Trasgressioni. Seduzione, concubinato, adulterio, bigamia (XIV-XVIII secolo), a cura di Seidel Menchi, Silvana/Quaglioni, Diego. (= I processi matrimoniali degli archivi ecclesiastici italiani 3 = Annali dell’Istituto storico italo-germanico in Trento, Quaderni 64). Società editrice il Mulino, Bologna 2004. 686 S.

 

Bei dem hier vorliegenden Band handelt es sich um die dritte Publikation im Rahmen der Veröffentlichung der Akten von historischen Kolloquien, die zwischen 1998 und 2001 am Centro per gli studi storici italo-germanici in Trient und an der dortigen Universität stattfanden. Zwei Bände aus diesem Projekt sind bereits erschienen. (Siehe S. Seidel-Menchi/D. Quaglioni [Hrsg.], Coniugi nemici. La separazione in Italia dal XII al XVIII secolo [Annali dell’Istituto storico italo-germanico in Trento. Quaderni, 53]; Bologna 2000; und S. Seidel-Menchi/D. Quaglioni [Hrsg.], Matrimoni in dubbio. Unioni controverse e nozze clandestine in Italia dal XIV al XVIII secolo [Annali dell’Istituto storico italo-germanico in Trento. Quaderni, 57], Bologna 2001. Ein vierter Band „I tribunali del matrimonio” von denselben Herausgebern ist im Druck.) Das Projekt und seine Ergebnisse haben eine beachtliche Resonanz im Schrifttum erfahren (siehe in dieser Zeitschrift, Germ.Abt. 120, 2003, S. 592ff. meine Rezension sowie die Rezension von V. Reinhard in der Historischen Zeitschrift, 2003, S. 186-187). Silvana Seidel-Menchi ist zwischenzeitlich Professorin für neuere Geschichte an der Universität Pisa. Diego Quaglioni lehrt Geschichte der politischen Ideen und Geschichte des modernen Rechtsdenkens an der Universität Trient. Beide sind zugleich am deutsch-italienischen historischen Institut in Trient tätig.

 

Einiges sei zunächst zum Inhalt und zur Struktur des nun vorliegenden Bandes mitgeteilt.
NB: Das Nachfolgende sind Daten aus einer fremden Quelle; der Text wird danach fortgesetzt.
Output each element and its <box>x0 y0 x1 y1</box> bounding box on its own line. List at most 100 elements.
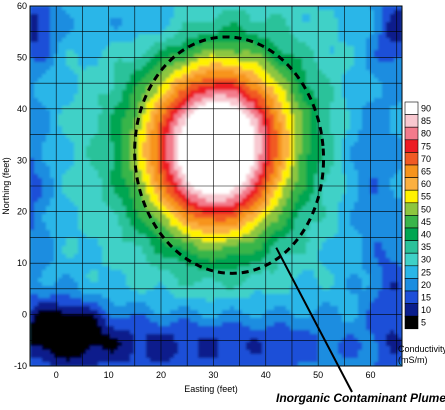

Auch hier werden die einzelnen Beiträge durch eine ausführliche, zusammenfassende und wertende „Introduzione“ beider Herausgeber eingeleitet (S. 7-20). Die Kriminalitätsformen, welche im Vordergrund des vorliegenden Projekts stehen, seien typische Abweichungsformen vom „modello coniugale prevalente nelle società europee di antico regime“. „Un largo consenso storiografico“, wird auf S. 7 festgehalten, „circonda la definizione di questo modello. Legame monogamico e indissolubile, luogo esclusivo dell’esercizio della sessualità e della procreazione legittima, strettamente connesso al regime dotale, il matrimonio dell’età tardo-medievale e moderna era l’approdo di laboriose trattative famigliari dettate da interessi patrimoniali, o funzionali agli equilibri di potere dei casati, le quali tenevano in scarsa considerazione inclinazioni e sentimenti dei contraenti.” Der sakramentale Charakter der Eheschließung, vor allem nach dessen Präzisierung im Tridentiner Konzil, habe das beschriebene juristische und soziale Modell der Ehe im katholischen Europa, vor allem in Italien, besonders gefestigt, auch wenn es als soziales Modell ebenso in den außeritalienischen Territorien und im evangelischen Europa zu finden sei. Bezogen auf diese strenge Vorstellung der Ehe seien Verhaltensweisen wie das Konkubinat, der Ehebruch, die Polygamie oder das „Stuprum“, worunter nicht nur sexuelle Gewaltanwendungen, sondern jegliche uneheliche Beziehung damals subsumiert wurden, als schwerwiegende Übertretungen der göttlichen Normen und Grundprinzipien der zivilen Konvivenz angesehen worden. Der Analyse der juristischen und sozialhistorischen Aspekte dieser Formen von sozialer Devianz gelten alle hier versammelten Beiträge.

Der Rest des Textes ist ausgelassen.